Who am I to judge a poor woman and what she consumes to survive and feed her family?
I recognize that by the standards of modern PC etiquette, we’re not meant to pass judgment on another culture’s eating habits. I also recognize that my strict kosher diet probably makes me biased against foods like lobster, pork and shrimp.
When I see live lobster in tanks with its tentacles moving about, I wonder to myself, “Who on earth would want to eat that?” And yet, my non-kosher friends tell me that lobster is scrumptious (still, I’m happy to refrain).

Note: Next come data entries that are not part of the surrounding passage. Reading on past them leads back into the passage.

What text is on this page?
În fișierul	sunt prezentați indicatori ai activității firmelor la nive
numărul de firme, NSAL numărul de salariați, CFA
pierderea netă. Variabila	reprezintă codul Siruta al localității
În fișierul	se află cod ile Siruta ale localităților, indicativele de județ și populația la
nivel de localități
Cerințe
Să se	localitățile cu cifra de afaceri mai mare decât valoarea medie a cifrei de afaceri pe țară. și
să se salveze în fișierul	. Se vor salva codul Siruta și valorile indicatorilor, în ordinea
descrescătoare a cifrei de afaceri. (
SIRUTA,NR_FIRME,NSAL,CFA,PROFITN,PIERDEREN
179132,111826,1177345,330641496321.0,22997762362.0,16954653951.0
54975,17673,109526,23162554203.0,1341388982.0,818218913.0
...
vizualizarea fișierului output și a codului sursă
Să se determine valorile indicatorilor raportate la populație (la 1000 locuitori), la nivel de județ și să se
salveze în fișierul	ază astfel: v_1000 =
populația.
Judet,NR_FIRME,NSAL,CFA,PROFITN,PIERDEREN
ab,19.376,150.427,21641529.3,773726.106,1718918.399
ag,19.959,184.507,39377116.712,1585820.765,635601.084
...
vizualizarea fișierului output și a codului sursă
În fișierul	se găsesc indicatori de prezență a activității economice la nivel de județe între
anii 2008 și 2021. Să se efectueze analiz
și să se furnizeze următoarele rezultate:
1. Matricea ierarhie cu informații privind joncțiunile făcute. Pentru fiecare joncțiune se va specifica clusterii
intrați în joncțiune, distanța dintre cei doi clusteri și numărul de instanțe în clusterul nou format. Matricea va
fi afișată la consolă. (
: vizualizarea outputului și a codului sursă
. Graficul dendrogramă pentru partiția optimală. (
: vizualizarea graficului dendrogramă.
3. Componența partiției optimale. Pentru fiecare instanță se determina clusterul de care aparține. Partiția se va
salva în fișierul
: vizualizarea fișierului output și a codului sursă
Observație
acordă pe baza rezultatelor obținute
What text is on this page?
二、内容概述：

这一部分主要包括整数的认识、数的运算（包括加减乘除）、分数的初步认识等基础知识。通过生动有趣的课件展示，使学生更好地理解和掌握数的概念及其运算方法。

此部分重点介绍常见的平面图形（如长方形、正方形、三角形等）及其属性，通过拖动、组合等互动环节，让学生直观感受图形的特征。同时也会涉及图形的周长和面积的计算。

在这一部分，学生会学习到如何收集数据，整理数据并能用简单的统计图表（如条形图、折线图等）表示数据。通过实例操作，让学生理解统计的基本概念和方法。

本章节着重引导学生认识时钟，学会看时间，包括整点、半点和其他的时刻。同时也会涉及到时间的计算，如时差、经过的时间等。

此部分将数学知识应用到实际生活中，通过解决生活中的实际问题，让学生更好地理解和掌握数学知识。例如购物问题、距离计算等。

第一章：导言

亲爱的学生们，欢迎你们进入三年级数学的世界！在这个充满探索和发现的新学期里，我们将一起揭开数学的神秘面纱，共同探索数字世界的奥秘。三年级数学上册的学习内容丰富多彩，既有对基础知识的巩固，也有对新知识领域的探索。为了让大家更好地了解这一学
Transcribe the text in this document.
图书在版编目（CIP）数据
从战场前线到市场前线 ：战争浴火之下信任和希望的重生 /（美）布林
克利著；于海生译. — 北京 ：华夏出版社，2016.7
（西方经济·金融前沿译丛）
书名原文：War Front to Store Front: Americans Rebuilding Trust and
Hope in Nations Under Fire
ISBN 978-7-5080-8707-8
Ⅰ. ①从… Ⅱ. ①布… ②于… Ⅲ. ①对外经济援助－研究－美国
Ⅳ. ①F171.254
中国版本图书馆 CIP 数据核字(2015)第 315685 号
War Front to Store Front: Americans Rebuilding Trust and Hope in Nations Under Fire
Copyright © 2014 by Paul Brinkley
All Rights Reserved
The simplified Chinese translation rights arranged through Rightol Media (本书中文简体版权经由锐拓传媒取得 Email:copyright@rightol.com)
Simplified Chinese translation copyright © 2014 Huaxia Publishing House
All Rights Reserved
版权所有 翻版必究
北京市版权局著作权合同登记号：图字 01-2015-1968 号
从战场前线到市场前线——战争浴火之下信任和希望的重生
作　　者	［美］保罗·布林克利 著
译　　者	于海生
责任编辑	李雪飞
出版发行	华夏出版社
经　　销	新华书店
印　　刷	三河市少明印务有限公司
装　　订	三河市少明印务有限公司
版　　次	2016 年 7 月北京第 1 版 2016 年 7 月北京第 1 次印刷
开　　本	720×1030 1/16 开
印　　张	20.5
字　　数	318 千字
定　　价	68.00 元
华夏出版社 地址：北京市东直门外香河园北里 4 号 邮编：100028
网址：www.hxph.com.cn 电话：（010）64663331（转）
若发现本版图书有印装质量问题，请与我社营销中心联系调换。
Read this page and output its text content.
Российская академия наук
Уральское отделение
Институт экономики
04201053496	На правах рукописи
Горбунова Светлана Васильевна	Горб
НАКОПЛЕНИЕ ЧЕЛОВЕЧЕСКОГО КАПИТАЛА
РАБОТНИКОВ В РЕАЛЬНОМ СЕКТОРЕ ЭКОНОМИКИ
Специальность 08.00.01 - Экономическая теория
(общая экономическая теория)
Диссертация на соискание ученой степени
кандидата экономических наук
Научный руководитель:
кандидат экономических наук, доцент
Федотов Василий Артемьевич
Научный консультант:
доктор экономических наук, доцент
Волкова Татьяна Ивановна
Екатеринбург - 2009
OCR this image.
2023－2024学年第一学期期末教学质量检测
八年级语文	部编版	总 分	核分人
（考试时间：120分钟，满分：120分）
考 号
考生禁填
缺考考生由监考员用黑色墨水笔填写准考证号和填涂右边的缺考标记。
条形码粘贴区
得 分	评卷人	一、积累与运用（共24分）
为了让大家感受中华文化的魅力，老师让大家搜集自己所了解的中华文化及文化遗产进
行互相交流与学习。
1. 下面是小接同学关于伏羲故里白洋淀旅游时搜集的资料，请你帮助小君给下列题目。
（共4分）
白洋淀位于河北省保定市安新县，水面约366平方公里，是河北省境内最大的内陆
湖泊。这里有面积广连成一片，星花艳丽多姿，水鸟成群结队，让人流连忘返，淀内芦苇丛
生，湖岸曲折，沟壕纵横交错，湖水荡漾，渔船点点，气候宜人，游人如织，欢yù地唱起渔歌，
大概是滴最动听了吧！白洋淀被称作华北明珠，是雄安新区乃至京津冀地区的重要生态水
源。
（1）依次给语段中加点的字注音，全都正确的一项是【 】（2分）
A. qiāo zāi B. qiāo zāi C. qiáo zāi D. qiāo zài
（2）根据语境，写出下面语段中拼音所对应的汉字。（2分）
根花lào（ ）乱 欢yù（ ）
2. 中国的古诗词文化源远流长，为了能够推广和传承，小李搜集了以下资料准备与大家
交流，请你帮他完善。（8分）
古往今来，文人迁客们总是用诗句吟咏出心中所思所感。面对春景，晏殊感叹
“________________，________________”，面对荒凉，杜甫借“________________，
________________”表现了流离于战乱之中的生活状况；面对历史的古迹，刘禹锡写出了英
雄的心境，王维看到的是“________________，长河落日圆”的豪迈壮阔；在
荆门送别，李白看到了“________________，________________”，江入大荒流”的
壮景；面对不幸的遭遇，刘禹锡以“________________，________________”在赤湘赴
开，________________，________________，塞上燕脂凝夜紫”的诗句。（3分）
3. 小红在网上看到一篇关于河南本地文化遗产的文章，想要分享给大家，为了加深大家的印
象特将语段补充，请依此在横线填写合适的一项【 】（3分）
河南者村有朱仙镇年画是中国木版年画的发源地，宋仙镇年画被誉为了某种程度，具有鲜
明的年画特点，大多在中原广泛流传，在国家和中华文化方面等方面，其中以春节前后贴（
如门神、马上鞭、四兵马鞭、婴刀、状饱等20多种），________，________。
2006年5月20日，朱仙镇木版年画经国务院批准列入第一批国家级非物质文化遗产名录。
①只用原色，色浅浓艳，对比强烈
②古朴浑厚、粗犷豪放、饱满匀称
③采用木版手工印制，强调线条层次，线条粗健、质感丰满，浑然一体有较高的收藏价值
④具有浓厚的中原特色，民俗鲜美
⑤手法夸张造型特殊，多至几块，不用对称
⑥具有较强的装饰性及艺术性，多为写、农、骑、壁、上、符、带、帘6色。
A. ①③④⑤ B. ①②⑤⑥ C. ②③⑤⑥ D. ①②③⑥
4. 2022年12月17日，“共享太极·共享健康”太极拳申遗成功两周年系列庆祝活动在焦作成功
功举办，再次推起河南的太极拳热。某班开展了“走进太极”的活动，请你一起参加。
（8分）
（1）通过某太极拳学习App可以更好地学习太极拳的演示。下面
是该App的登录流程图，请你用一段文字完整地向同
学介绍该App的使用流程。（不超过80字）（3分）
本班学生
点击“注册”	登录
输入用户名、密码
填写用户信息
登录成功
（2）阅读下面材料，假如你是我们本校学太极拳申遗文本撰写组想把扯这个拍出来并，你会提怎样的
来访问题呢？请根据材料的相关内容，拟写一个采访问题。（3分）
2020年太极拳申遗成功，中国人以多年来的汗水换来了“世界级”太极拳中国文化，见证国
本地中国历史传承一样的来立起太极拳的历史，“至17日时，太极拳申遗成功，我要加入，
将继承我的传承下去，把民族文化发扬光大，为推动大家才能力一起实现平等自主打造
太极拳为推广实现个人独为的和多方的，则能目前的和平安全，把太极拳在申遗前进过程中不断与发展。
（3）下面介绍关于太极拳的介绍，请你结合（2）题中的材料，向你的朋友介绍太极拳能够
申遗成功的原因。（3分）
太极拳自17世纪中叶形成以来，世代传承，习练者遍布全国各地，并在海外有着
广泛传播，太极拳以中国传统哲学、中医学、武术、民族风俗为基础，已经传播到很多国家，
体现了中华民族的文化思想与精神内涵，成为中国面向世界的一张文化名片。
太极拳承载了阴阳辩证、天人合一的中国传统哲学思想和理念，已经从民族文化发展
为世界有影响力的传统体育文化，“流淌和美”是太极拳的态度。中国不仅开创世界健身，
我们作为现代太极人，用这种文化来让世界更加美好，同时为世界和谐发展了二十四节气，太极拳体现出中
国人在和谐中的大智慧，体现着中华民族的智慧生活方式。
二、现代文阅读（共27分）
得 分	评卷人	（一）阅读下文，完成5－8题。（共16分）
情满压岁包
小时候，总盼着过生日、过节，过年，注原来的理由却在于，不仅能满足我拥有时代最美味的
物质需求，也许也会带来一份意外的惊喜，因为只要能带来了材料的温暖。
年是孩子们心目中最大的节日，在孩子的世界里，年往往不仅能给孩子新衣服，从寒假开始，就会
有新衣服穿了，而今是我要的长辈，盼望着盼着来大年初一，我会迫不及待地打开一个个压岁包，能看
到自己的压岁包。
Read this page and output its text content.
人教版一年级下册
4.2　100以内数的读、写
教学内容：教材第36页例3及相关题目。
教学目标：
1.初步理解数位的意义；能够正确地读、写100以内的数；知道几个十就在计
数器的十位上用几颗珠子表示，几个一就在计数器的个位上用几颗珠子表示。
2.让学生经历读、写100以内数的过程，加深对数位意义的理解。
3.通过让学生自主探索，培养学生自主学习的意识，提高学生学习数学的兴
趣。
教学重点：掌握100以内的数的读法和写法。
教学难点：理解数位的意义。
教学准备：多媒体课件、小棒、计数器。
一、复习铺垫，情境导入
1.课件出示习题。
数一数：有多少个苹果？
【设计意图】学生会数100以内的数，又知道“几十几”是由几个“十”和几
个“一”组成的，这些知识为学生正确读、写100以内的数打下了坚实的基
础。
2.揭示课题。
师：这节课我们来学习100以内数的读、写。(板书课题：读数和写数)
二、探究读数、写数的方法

I’m also aware that my vegan friends feel disgusted by the taking of any animal life for human food, and what I see as just a hamburger, they find repulsive.
If you have ever watched shows like Anthony Bourdain’s Parts Unknown, you have seen many unusual “delicacies” eaten around the world. Far too many of these do not look appetizing. Yet people from different cultures get used to different foods, some out of necessity, some because they like the taste or need the nutrients. Some also believe that certain foods have properties to cure ailments or increase sexual potency.
THE CHINESE certainly have their own unique palate and, as we’ve learned during the discussion of the COVID-19 outbreak, there is a market for all sorts of wild animals such as snakes, porcupines, civets and peacocks. None, to be honest, are my cup of tea.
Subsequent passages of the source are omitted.